Hamza: At your company, you decided to adopt SOAR. Can you explain how this decision was made and why? What were the challenges you faced regarding introducing SOAR within your company in the early days?

Omar: 

• The primary reason behind SOAR introduction was alert fatigue. As an analyst, you're exposed to different security solutions: SIEM, EDR, network perimeter solutions, phishing investigations, and various emails. You have thousands of alerts coming to your dashboard, and you don't have time to process them all. Multiply this across different clients, and you can see the magnitude of alerts per day.
• SOAR helps orchestrate and automate these alerts. For example, if we're dealing with thousands of daily scans within a client environment, we don't need to manually download the pcap file, look at the TCP stream, or determine if it was a successful three-way handshake. We just need to know the server's reply. Automation does this for you after configuration.
• In the early days, we faced several challenges. There are limitations to SOAR products in terms of prevention and integrations, which can affect workflow and optimisation. There's also a limitation in terms of analysts - you still need analysts to make decisions on critical alerts.

"The AI should be able to ingest all this data and create a coherent story behind the alerts."

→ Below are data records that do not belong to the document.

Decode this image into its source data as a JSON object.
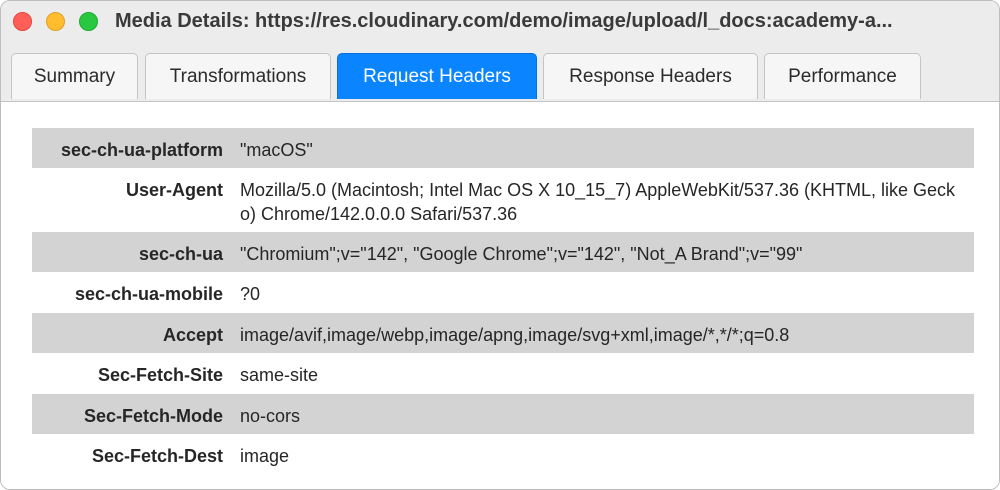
{
  "window": {
    "title": "Media Details: https://res.cloudinary.com/demo/image/upload/l_docs:academy-a..."
  },
  "tabs": [
    {
      "label": "Summary",
      "active": false
    },
    {
      "label": "Transformations",
      "active": false
    },
    {
      "label": "Request Headers",
      "active": true
    },
    {
      "label": "Response Headers",
      "active": false
    },
    {
      "label": "Performance",
      "active": false
    }
  ],
  "headers": [
    {
      "key": "sec-ch-ua-platform",
      "value": "\"macOS\""
    },
    {
      "key": "User-Agent",
      "value": "Mozilla/5.0 (Macintosh; Intel Mac OS X 10_15_7) AppleWebKit/537.36 (KHTML, like Gecko) Chrome/142.0.0.0 Safari/537.36"
    },
    {
      "key": "sec-ch-ua",
      "value": "\"Chromium\";v=\"142\", \"Google Chrome\";v=\"142\", \"Not_A Brand\";v=\"99\""
    },
    {
      "key": "sec-ch-ua-mobile",
      "value": "?0"
    },
    {
      "key": "Accept",
      "value": "image/avif,image/webp,image/apng,image/svg+xml,image/*,*/*;q=0.8"
    },
    {
      "key": "Sec-Fetch-Site",
      "value": "same-site"
    },
    {
      "key": "Sec-Fetch-Mode",
      "value": "no-cors"
    },
    {
      "key": "Sec-Fetch-Dest",
      "value": "image"
    }
  ],
  "colors": {
    "active_tab": "#0a84ff",
    "shaded_row": "#d3d3d3",
    "close": "#ff5f57",
    "minimize": "#febc2e",
    "maximize": "#28c840"
  }
}
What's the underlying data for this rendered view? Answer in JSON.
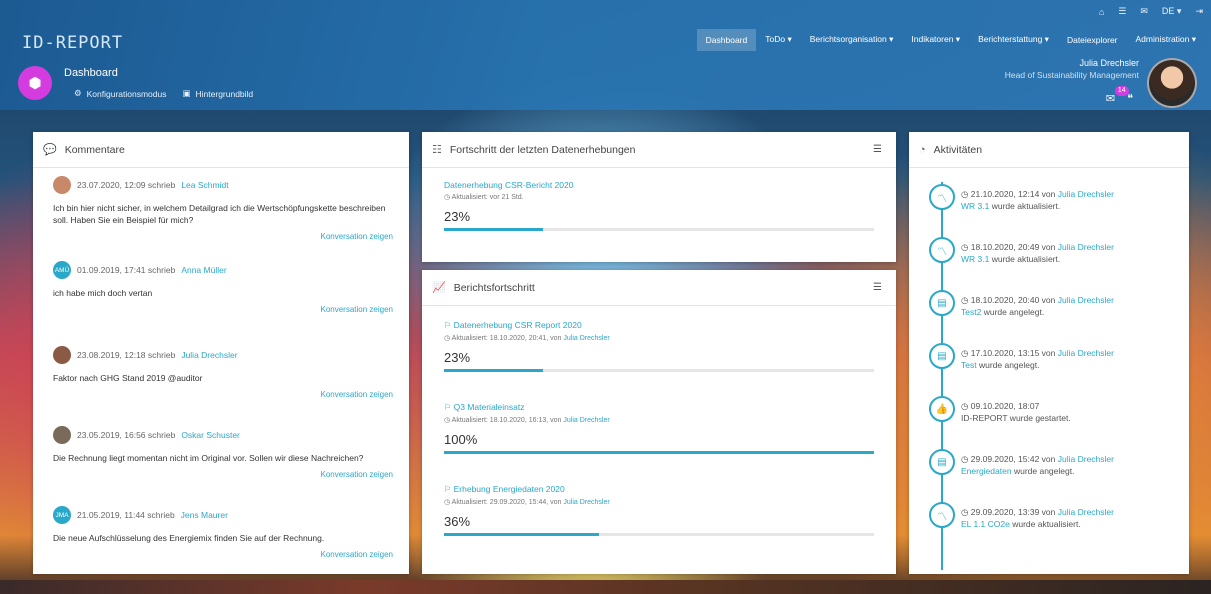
{
  "topbar": {
    "home_icon": "home-icon",
    "list_icon": "list-icon",
    "mail_icon": "mail-icon",
    "language": "DE",
    "logout_icon": "logout-icon"
  },
  "brand": {
    "logo": "ID-REPORT"
  },
  "nav": [
    {
      "label": "Dashboard",
      "active": true
    },
    {
      "label": "ToDo ▾",
      "active": false
    },
    {
      "label": "Berichtsorganisation ▾",
      "active": false
    },
    {
      "label": "Indikatoren ▾",
      "active": false
    },
    {
      "label": "Berichterstattung ▾",
      "active": false
    },
    {
      "label": "Dateiexplorer",
      "active": false
    },
    {
      "label": "Administration ▾",
      "active": false
    }
  ],
  "page": {
    "title": "Dashboard",
    "config_mode": "Konfigurationsmodus",
    "background_image": "Hintergrundbild"
  },
  "user": {
    "name": "Julia Drechsler",
    "role": "Head of Sustainability Management",
    "message_count": "14"
  },
  "comments": {
    "title": "Kommentare",
    "link_label": "Konversation zeigen",
    "items": [
      {
        "initials": "",
        "avatar_color": "#c8896a",
        "date": "23.07.2020, 12:09 schrieb",
        "author": "Lea Schmidt",
        "text": "Ich bin hier nicht sicher, in welchem Detailgrad ich die Wertschöpfungskette beschreiben soll. Haben Sie ein Beispiel für mich?"
      },
      {
        "initials": "AMÜ",
        "avatar_color": "#2aa8c9",
        "date": "01.09.2019, 17:41 schrieb",
        "author": "Anna Müller",
        "text": "ich habe mich doch vertan"
      },
      {
        "initials": "",
        "avatar_color": "#8a5a44",
        "date": "23.08.2019, 12:18 schrieb",
        "author": "Julia Drechsler",
        "text": "Faktor nach GHG Stand 2019 @auditor"
      },
      {
        "initials": "",
        "avatar_color": "#7a6a5a",
        "date": "23.05.2019, 16:56 schrieb",
        "author": "Oskar Schuster",
        "text": "Die Rechnung liegt momentan nicht im Original vor. Sollen wir diese Nachreichen?"
      },
      {
        "initials": "JMA",
        "avatar_color": "#2aa8c9",
        "date": "21.05.2019, 11:44 schrieb",
        "author": "Jens Maurer",
        "text": "Die neue Aufschlüsselung des Energiemix finden Sie auf der Rechnung."
      }
    ]
  },
  "survey_progress": {
    "title": "Fortschritt der letzten Datenerhebungen",
    "items": [
      {
        "title": "Datenerhebung CSR-Bericht 2020",
        "updated": "Aktualisiert: vor 21 Std.",
        "value_label": "23%",
        "fraction": 0.23
      }
    ]
  },
  "report_progress": {
    "title": "Berichtsfortschritt",
    "items": [
      {
        "title": "Datenerhebung CSR Report 2020",
        "updated": "Aktualisiert: 18.10.2020, 20:41, von",
        "by": "Julia Drechsler",
        "value_label": "23%",
        "fraction": 0.23
      },
      {
        "title": "Q3 Materialeinsatz",
        "updated": "Aktualisiert: 18.10.2020, 16:13, von",
        "by": "Julia Drechsler",
        "value_label": "100%",
        "fraction": 1.0
      },
      {
        "title": "Erhebung Energiedaten 2020",
        "updated": "Aktualisiert: 29.09.2020, 15:44, von",
        "by": "Julia Drechsler",
        "value_label": "36%",
        "fraction": 0.36
      }
    ]
  },
  "activities": {
    "title": "Aktivitäten",
    "items": [
      {
        "icon": "chart-icon",
        "date": "21.10.2020, 12:14 von",
        "author": "Julia Drechsler",
        "object": "WR 3.1",
        "action": "wurde aktualisiert."
      },
      {
        "icon": "chart-icon",
        "date": "18.10.2020, 20:49 von",
        "author": "Julia Drechsler",
        "object": "WR 3.1",
        "action": "wurde aktualisiert."
      },
      {
        "icon": "document-icon",
        "date": "18.10.2020, 20:40 von",
        "author": "Julia Drechsler",
        "object": "Test2",
        "action": "wurde angelegt."
      },
      {
        "icon": "document-icon",
        "date": "17.10.2020, 13:15 von",
        "author": "Julia Drechsler",
        "object": "Test",
        "action": "wurde angelegt."
      },
      {
        "icon": "thumbs-up-icon",
        "date": "09.10.2020, 18:07",
        "author": "",
        "object": "",
        "action": "ID-REPORT wurde gestartet."
      },
      {
        "icon": "document-icon",
        "date": "29.09.2020, 15:42 von",
        "author": "Julia Drechsler",
        "object": "Energiedaten",
        "action": "wurde angelegt."
      },
      {
        "icon": "chart-icon",
        "date": "29.09.2020, 13:39 von",
        "author": "Julia Drechsler",
        "object": "EL 1.1 CO2e",
        "action": "wurde aktualisiert."
      }
    ]
  }
}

‍Hamza: How do you think AI will change the landscape of cybersecurity automation?

Omar: 

• I believe AI should complement analysts in the field. I would want AI to do things that I'm having a hard time with or spending a lot of time on. For instance, I would want more context surrounding alerts by using AI.
• AI can be smart enough to identify patterns and anomalies that might be difficult to capture in traditional rule-based systems. For example, AI could identify if a new user account is created in Active Directory during off-hours, which might be suspicious.
• AI can also help in providing more context or telling the story behind an alert. It needs integrations with various data sources like Active Directory, DNS, or different log sources. The AI should be able to ingest all this data and create a coherent story behind the alerts.
• Another area where AI could be valuable is in reducing false positives. For instance, in environments where multiple languages are used, AI could help distinguish between legitimate use of non-ASCII characters and potential obfuscation attempts by attackers.

‍Hamza: any last words you want to say?

Omar: I would love to see the potential of AI in cybersecurity come to life. With all its capabilities and potential outcomes, it can definitely be used extensively by analysts. It's revolutionary, and we're waiting for it to be fully realised in our field.

‍

Conclusion

As we wrapped up, it was clear we both shared the same outlook: AI holds immense potential, but it won’t replace human expertise. Skilled analysts will always be needed to interpret the insights that AI delivers and to make the final calls on critical security decisions. AI can enhance our defences, but cybersecurity will remain a collaborative effort between humans and machines.